Theme for the Week – 7 June 2015

Scripture for the week: 1 Samuel 8:4-11, 16-20; Psalm 138; 2 Corinthians 4:13-5:1; Mark 3:20-35

The people of Israel, in the time of the prophet Samuel, decided that they wanted a king, like other nations. God warned them, through Samuel, of the risks and probable consequences: subjugation of their sons and daughters, appropriation of people and resources for war and personal benefit; corruption; diversion of prosperity from the people to the leaders – a list that sounds like a modern-day corruption scandal in the making! 

God pointed out to Samuel, who was justifiably irritated by rejection, not to be regarded as old and irrelevant, that the people were in effect abandoning God as their king, mainly because God as direct ruler seems a little too close. When things are difficult, we want God to be near; when they go well, we would rather that God was a little more remote, not watching our little and not-so-little sins and offences. 

 This is why sometimes people have difficulty hearing Jesus and his teaching and putting it into action: he brings God very close into human life – too close, for some. A saying coined for the role of newspapers in 1902 has become attached to the church and its clergy: its role being to comfort the afflicted and to afflict the comfortable. It is actually not far from the heart of Christian faith and teaching. 

 Jesus is a difficult role model, giving away all that he had: security, family, himself, even his life.  His teachings are very much about life in the world in which we live now. Jesus was concerned with the treatment of the needy, the dispossessed, the outcasts and the downtrodden. 

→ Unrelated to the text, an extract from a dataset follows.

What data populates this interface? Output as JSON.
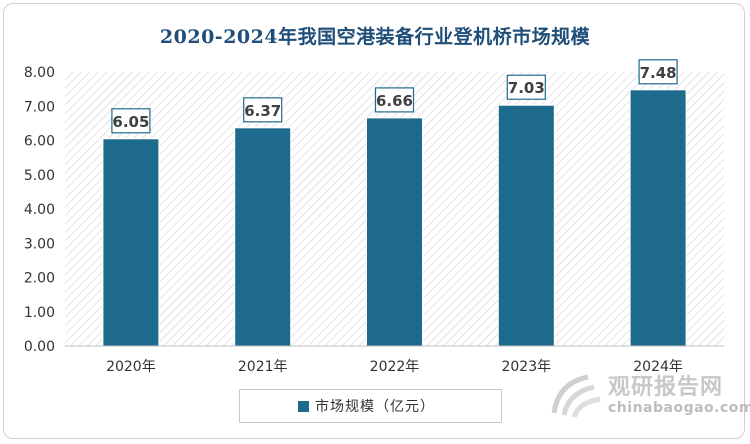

There is nothing wrong with wanting to have leaders to take care of us and to give us direction – Moses, for example, in the Exodus story, was encouraged to appoint leaders to whom he could delegate authority. But if we impose expectations of Jesus’ level of self-sacrifice upon our own leaders, we are bound to be disappointed, because they cannot match such expectations, although we should expect servant leadership along the lines of that of Jesus.

Jesus was mocked by the leaders of his day as being “out of his mind” – which might be true if he was in God’s mind. He is the only leader guaranteed not to be self-serving, flawed, corrupted by power, or imperfect, even though he is the one who ended up on the cross, discredited and disowned, having given away everything that he had to give.

His fate may in fact give us a clue as to what is wrong with many human models of leadership and power, which is something that the prophet Samuel warned about many centuries before.